Paul Murphy / Eyewitness News
Just weeks after his release from home detention and nearly a decade since he left for federal prison, former Governor Edwin Edwards is reclaiming his swagger and shining up his tarnished reputation.
Saturday, three of his children introduced him at a news conference at the Hotel Monteleone in the New Orleans French Quarter, saying their father kept the two promises he made when walked into prison in October 2002.
"He guaranteed us he would live to walk out and that they would not beat him," said his daughter Anna Edwards.
On Friday, Edwards married his third wife, Trina Grimes Scott.
He says she was among the thousands of people who wrote him after the last year's release of biography.
Edwards says he quickly struck up a friendship with the 32-year-old registered Republican.
"I have had a very checkered life and there was a time in my life when many people would have been happy to visit with me, wherever I was, whatever I was doing," said Edwards. "This was different. I was in prison and she was free, but she came."
Supporters paid $250 a plate for a seat at Edwards' birthday bash and roast. Roasters included longtime friends Sen.

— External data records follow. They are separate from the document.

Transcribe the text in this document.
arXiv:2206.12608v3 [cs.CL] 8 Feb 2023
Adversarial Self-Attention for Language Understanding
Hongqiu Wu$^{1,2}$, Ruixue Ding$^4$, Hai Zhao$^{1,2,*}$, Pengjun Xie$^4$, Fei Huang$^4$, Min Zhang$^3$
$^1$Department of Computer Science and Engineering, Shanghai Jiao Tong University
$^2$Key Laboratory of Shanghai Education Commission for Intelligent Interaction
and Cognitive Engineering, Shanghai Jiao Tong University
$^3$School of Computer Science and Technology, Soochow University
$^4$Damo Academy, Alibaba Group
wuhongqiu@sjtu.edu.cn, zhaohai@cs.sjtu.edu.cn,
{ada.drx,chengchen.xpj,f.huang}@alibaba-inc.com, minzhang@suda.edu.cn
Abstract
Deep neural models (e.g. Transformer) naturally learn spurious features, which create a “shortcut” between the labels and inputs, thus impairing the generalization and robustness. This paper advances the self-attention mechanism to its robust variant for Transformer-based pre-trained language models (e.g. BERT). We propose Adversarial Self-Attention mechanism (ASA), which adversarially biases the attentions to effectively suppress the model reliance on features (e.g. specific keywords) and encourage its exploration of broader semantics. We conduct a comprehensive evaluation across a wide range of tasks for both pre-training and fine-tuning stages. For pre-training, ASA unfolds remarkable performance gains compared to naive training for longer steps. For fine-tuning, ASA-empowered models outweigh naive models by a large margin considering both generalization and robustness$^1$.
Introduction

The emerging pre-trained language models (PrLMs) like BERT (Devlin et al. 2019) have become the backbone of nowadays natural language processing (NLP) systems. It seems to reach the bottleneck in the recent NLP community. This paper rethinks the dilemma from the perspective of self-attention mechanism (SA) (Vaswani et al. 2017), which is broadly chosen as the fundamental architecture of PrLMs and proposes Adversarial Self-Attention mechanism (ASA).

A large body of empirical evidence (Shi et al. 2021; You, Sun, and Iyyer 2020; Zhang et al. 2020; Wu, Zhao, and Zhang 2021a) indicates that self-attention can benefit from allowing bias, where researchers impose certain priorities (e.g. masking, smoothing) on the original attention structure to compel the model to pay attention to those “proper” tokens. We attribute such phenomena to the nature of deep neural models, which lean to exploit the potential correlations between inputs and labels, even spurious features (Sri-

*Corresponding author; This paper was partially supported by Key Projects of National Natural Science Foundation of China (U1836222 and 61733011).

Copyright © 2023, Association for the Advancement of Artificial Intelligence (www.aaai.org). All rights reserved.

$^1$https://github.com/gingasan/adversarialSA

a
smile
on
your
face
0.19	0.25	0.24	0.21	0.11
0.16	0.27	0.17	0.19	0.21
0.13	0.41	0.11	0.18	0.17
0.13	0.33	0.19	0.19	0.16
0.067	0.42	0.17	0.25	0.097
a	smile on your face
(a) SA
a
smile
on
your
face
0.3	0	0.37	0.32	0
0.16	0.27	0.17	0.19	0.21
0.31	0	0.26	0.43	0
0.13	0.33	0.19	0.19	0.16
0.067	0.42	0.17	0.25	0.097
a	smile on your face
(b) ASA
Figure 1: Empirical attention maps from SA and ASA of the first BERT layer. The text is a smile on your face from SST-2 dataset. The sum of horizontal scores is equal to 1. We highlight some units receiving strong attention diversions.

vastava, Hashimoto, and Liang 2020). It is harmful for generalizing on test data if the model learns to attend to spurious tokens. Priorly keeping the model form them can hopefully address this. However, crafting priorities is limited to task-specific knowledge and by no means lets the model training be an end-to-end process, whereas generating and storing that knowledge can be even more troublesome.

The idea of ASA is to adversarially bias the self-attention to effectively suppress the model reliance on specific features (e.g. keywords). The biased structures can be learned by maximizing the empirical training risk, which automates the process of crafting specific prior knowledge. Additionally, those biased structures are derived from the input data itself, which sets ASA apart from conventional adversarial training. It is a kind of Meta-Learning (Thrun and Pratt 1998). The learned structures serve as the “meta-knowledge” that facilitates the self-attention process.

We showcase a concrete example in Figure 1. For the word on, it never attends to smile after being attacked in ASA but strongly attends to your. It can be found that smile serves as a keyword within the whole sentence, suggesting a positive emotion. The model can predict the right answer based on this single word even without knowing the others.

John Alario, former insurance commissioner and secretary of state Jim Brown, Democratic party chair Buddy Leach, businessman Bill Goldring, socialite Mickey Easterling and artist George Rodrigue.
Before the private affair, Edwards wanted to set the record straight on a number of issues.
The former governor says despite his federal corruption conviction, he did not steal from taxpayers.
"Whatever my problems are or were, they did not and do not and will not involve taking money from the people of this state," said Edwards. "That's a fact."
Edwards says he was also never convicted of selling lucrative state riverboat casino licenses.
"What I was convicted of was extortion," said Edwards. "Friends who were used by the government to testify against me, testified that I extorted them. Not one of them testified that I had done anything to help him."
Edwards also said Louisiana's current Governor Bobby Jindal won't be able to solve the problems now facing Louisiana on his way to Washington, D.C.
"I think he makes a good governor for California, Minnesota, Florida, all those places where people have been putting up all that money concerned who the governor of Louisiana is."
The former governor thanked his many supporters for writing him while he was in prison. He says he received about 35,000 letters at the rate of about 15 per day, 75 per week.
"I couldn't begin to tell you how what it has meant to me that people are so gracious and kind and understanding," said Edwards.
Edwards ended a long night at a book signing of his authorized biography, with author Leo Honeycutt. There are plans to sell videotaped copies of the evening's roast and a book about the event as well.